Metrics pipeline options

When you install Gloo, you can choose how you want to collect metrics in your Gloo environment. Metrics provide important information about the performance and health of your API Gateway, such as the time a request takes to be routed to your app or the number of successful and failed requests that your API Gateway processed. In addition, you can use the metrics to monitor the health of your Gloo Platform environment, such as the number of failed translations or workload clusters that experience issues with connecting to the Gloo management server.
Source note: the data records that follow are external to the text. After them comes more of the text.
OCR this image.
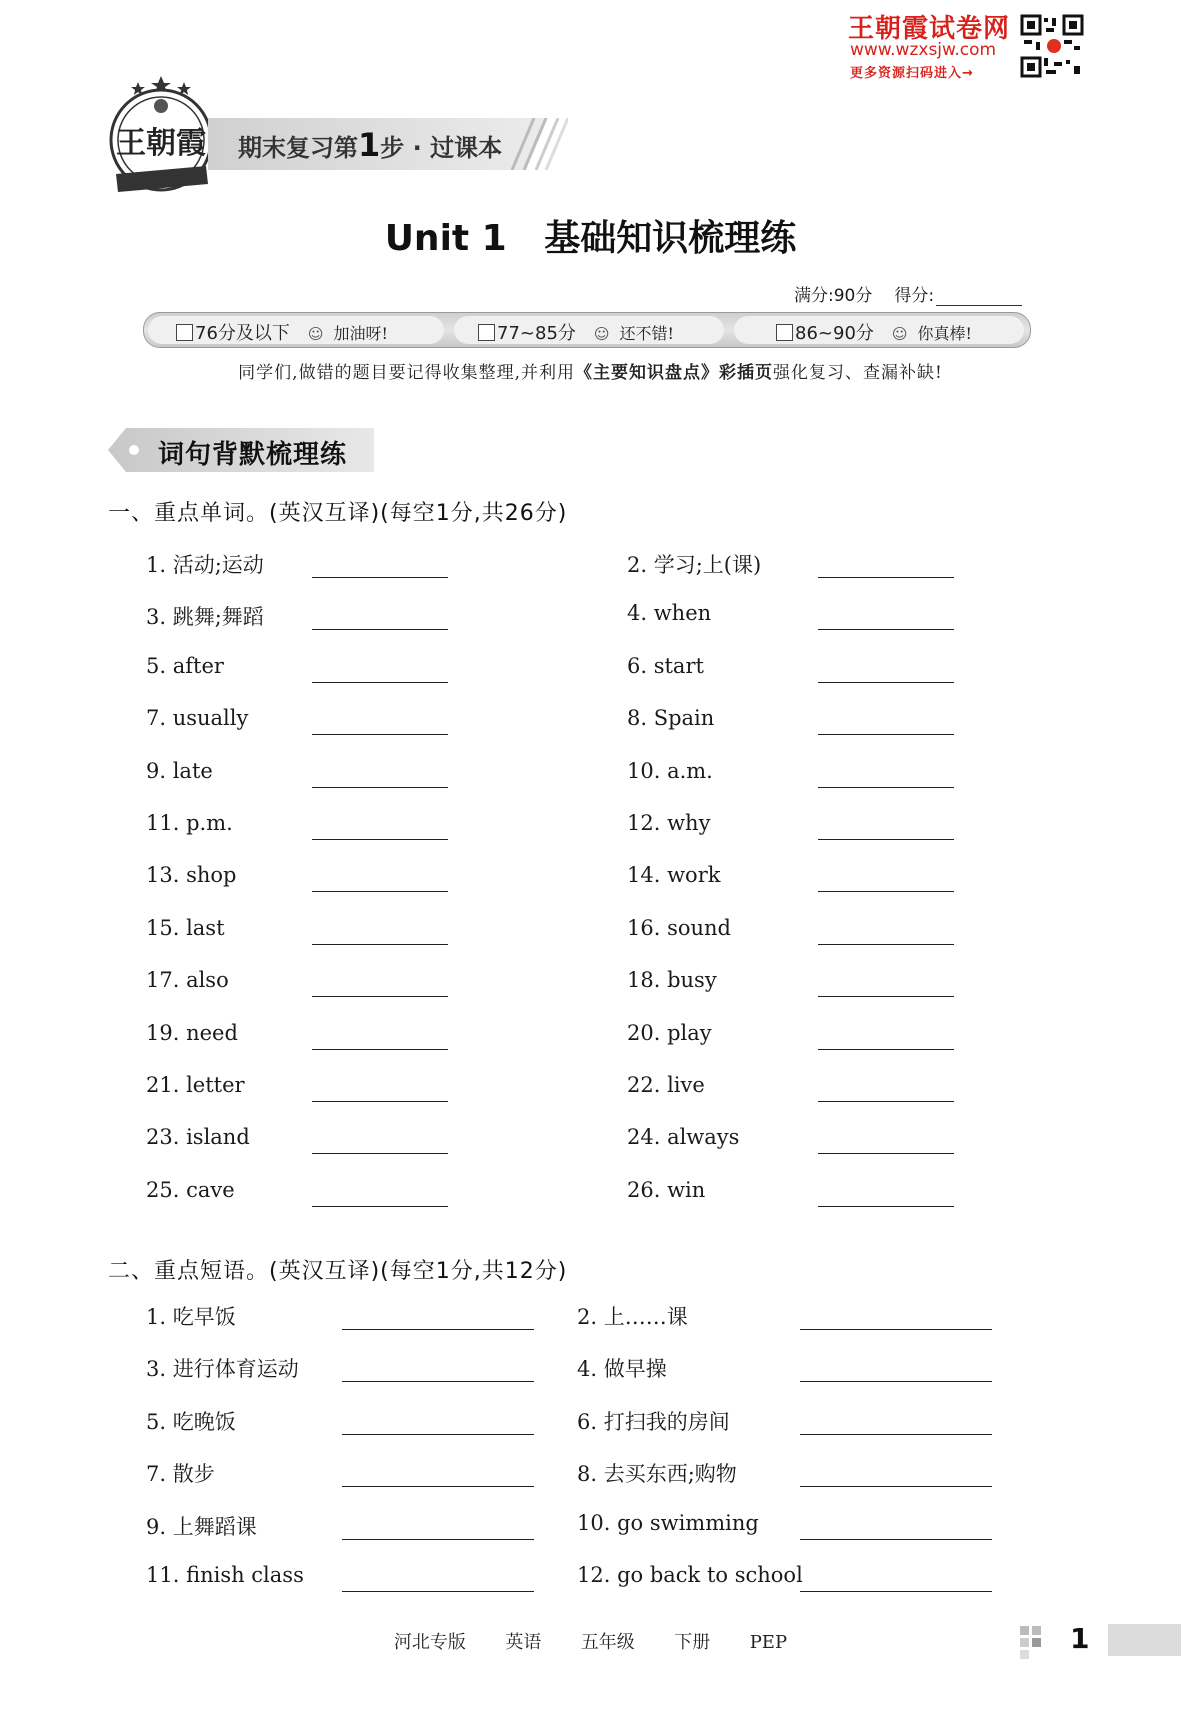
王朝霞试卷网
www.wzxsjw.com
更多资源扫码进入→
王朝霞	期末复习第1步 · 过课本
Unit 1   基础知识梳理练
满分:90分 得分:
76分及以下 ☺ 加油呀!	77~85分 ☺ 还不错!	86~90分 ☺ 你真棒!
同学们,做错的题目要记得收集整理,并利用《主要知识盘点》彩插页强化复习、查漏补缺!
词句背默梳理练
一、重点单词。(英汉互译)(每空1分,共26分)
1. 活动;运动	2. 学习;上(课)
3. 跳舞;舞蹈	4. when
5. after	6. start
7. usually	8. Spain
9. late	10. a.m.
11. p.m.	12. why
13. shop	14. work
15. last	16. sound
17. also	18. busy
19. need	20. play
21. letter	22. live
23. island	24. always
25. cave	26. win
二、重点短语。(英汉互译)(每空1分,共12分)
1. 吃早饭	2. 上……课
3. 进行体育运动	4. 做早操
5. 吃晚饭	6. 打扫我的房间
7. 散步	8. 去买东西;购物
9. 上舞蹈课	10. go swimming
11. finish class	12. go back to school
河北专版  英语  五年级  下册  PEP	1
You can use these measures to detect failures and troubleshoot bottlenecks.

Gloo offers the following options to collect metrics in your environment:

After metrics are collected and enriched, the built-in Prometheus server scrapes the metrics and provides them to other observability tools, such as the Gloo UI or the Gloo Platform operations dashboard. You can use these tools to monitor the health of Gloo Gateway and Gloo Platform, and to receive alerts if an issue is detected. For more information, see the Observability tools.

Legacy: Gloo agents and management server (Deprecated)

You can collect metrics for the ingress gateway by using the built-in capabilities of the Gloo agents and Gloo management server.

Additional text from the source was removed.